There will be those seeking to profiteer from the disaster and to remake the post-pandemic world to suit their own self-interests [4]. However, prior to the pandemic, there have already been growing calls from campaigners and researchers for a future economy that operates within environmental planetary boundaries [5] and is equitable in nature. Street protests erupted around the world in 2019 on seemingly diverse issues, but the protest movements shared a common basic desire to be heard and for a better life. Environmental protesters called for more action, in 2019 especially, given the climate and ecological emergency. While the world’s attention is currently focussed on responding to COVID-19, the window of opportunity opens for transformative change. There is a chance that calls for and action on a different kind of economy in the future will be significantly amplified by the pandemic and its human impacts.

Within the world of responsible business, a movement has already been growing which focuses upon ‘regenerative business’ and within agriculture on ‘regenerative agriculture’. Essentially, anything regenerative is something that restores, renews, and revitalizes or regrows the source of its energy and materials. The current Coronavirus crisis, and the existing and impending effects of the climate crisis, demonstrate that we urgently need more regenerative politics and economics. The term regenerative, like any good buzzword, is being interpreted in different ways, and is perhaps a catch-all for many existing approaches and concepts. But it may also be an idea whose time has come, given the current context, especially where it refocuses attention and investment appropriately in local and place-based solutions.

Social research on ‘how change happens’ [6], especially in complex, interconnected systems, highlights that change in invisible mental models, narratives, mindsets and norms are needed to unlock wider societal change, not only changes in visible policies and resources and semi-invisible relationships and power relations, although these are critical as well. Thus, the current global disease crisis, which actually plays out in a context of rising biodiversity losses, chemical pollution, climate change, and inequality crises amongst others, has changed ‘normal’ forever, and will have highly unpredictable and myriad consequences. But there is a chance to seize the narrative to build more regenerative systems, including those for food and agriculture. Our Development Programme on Sustainable Trade and Responsible Business (STRB), in collaboration with partners around the world, will be focusing this year upon what this really means in practice, and what are the necessary levers and mechanisms needed to make the transitions, especially focusing on regenerative economies that are local, place-based, involving of community ownership and decision-making, and are accountable to local populations. Global solidarity is also critically important at this time – not least in order to devise a short-term global food security plan, and also to ensure that government investments and decisions enable a positive shift to regenerative and accountable enterprise and economies.
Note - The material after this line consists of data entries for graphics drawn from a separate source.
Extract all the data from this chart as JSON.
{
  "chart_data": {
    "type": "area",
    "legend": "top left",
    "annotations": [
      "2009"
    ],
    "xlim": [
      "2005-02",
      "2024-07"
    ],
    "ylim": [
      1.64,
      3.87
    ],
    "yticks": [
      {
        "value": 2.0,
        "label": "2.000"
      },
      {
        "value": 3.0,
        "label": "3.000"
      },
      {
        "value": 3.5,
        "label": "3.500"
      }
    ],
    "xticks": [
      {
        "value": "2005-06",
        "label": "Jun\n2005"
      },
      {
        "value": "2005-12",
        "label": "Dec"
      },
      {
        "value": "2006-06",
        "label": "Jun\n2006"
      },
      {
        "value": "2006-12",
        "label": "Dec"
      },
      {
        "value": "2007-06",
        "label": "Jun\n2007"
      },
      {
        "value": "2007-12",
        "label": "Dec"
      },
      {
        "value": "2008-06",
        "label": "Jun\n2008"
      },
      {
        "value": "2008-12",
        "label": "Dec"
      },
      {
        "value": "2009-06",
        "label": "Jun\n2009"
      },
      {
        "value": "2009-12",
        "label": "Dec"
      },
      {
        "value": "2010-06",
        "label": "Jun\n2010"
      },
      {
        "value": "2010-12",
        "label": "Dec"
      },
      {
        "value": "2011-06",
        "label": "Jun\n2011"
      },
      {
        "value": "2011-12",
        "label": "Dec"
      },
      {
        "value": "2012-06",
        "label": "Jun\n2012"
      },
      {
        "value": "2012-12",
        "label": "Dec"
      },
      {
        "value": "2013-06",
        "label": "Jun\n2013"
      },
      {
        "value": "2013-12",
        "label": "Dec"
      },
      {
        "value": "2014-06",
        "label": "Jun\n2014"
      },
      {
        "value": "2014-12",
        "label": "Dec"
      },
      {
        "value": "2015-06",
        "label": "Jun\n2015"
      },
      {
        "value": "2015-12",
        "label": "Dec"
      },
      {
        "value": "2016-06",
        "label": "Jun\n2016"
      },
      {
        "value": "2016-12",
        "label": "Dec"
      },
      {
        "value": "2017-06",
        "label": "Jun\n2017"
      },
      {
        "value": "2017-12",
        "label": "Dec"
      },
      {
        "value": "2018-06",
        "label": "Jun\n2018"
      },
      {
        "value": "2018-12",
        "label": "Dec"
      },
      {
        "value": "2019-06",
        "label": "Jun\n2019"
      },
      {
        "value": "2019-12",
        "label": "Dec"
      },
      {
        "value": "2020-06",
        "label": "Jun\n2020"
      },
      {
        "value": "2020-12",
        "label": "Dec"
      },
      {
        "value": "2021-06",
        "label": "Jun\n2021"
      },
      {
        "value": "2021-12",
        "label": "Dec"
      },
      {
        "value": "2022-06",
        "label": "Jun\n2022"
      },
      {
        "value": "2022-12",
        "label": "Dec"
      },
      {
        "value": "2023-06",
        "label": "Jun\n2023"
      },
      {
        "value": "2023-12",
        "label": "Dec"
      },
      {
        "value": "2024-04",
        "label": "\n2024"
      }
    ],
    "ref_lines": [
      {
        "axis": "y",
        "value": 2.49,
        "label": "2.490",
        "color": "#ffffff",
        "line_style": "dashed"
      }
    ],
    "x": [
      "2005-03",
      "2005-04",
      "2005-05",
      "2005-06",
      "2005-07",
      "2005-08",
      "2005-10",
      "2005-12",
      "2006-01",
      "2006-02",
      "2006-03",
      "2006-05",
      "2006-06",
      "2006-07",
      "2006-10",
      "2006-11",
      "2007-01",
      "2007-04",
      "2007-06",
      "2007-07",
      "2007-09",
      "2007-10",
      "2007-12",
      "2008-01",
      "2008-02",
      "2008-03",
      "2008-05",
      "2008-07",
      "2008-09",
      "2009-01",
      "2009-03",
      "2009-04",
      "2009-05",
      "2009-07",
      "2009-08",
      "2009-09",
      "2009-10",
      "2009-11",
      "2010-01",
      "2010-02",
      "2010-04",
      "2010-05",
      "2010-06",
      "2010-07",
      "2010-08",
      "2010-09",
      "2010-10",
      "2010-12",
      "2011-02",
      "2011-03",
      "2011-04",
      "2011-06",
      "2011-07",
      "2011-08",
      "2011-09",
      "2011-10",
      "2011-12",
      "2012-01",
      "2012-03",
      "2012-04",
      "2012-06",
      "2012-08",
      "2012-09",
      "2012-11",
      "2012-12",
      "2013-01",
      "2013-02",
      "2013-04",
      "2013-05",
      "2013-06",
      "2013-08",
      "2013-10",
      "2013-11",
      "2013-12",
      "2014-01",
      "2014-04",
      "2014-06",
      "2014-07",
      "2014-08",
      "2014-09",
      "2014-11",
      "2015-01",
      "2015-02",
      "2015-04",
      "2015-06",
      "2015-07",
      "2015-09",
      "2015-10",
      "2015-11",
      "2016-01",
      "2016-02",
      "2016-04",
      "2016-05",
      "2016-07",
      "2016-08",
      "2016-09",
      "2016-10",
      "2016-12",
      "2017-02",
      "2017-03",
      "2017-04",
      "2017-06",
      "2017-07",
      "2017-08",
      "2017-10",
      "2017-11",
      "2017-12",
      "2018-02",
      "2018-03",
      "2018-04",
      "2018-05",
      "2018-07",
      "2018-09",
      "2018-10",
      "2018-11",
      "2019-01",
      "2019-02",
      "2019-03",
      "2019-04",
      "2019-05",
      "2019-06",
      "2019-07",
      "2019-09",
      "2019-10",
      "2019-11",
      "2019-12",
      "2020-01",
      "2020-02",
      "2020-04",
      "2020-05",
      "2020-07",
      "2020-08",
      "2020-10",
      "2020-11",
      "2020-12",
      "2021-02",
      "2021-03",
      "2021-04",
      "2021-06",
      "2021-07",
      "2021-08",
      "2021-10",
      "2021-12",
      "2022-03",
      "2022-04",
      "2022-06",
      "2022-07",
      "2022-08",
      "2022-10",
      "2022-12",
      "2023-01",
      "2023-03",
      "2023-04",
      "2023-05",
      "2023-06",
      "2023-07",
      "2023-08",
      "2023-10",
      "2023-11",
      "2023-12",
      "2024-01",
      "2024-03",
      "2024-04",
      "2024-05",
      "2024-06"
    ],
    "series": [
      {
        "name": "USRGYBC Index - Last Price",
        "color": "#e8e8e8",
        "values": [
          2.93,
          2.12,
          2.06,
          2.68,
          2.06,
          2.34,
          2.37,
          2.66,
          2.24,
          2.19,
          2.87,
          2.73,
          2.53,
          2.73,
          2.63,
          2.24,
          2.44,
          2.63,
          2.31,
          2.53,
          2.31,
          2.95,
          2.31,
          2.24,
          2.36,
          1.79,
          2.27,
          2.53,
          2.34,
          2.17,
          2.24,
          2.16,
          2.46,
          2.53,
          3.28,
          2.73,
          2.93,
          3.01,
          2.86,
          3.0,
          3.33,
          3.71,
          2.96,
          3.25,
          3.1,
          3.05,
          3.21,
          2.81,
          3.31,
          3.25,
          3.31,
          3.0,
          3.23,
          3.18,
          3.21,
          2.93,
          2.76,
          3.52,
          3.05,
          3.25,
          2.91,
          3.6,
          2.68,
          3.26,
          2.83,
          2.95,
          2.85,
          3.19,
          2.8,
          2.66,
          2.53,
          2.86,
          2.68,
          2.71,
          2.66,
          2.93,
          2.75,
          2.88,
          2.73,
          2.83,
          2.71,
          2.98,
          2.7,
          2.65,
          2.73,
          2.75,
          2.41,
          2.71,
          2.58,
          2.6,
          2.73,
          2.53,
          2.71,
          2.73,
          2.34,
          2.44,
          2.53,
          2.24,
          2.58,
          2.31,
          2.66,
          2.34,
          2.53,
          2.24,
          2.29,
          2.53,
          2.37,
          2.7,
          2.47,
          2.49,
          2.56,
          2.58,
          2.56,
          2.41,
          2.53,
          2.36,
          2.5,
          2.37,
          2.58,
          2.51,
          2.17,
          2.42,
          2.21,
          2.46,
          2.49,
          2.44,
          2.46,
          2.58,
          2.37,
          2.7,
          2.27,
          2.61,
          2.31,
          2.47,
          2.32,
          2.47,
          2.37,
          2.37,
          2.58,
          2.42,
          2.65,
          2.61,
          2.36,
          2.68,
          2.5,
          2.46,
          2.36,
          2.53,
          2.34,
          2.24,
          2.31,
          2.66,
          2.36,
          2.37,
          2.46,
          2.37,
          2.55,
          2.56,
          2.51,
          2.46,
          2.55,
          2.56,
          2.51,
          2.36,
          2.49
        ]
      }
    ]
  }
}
[1] https://www.bloomberg.com/news/articles/2020-03-22/primark-to-cancel-all-supplier-orders-sunday-times-reports
[2] https://www.rollingstone.com/politics/politics-news/bill-mckibben-winning-slowly-is-the-same-as-losing-198205/
[3] https://www.rollingstone.com/politics/politics-news/bill-mckibben-winning-slowly-is-the-same-as-losing-198205/
[4] N. Klein (2007) ‘The Shock Doctrine: The Rise of Disaster Capitalism’
[5] https://www.stockholmresilience.org/research/planetary-boundaries/planetary-boundaries/about-the-research/the-nine-planetary-boundaries.html
[6] Duncan Green (2016) ‘How Change happens?’, OUP Oxford; Kania, J., Kramer, M. and Senge, P. (2018) ‘The Water of Systems Change’, FSG, June 2018.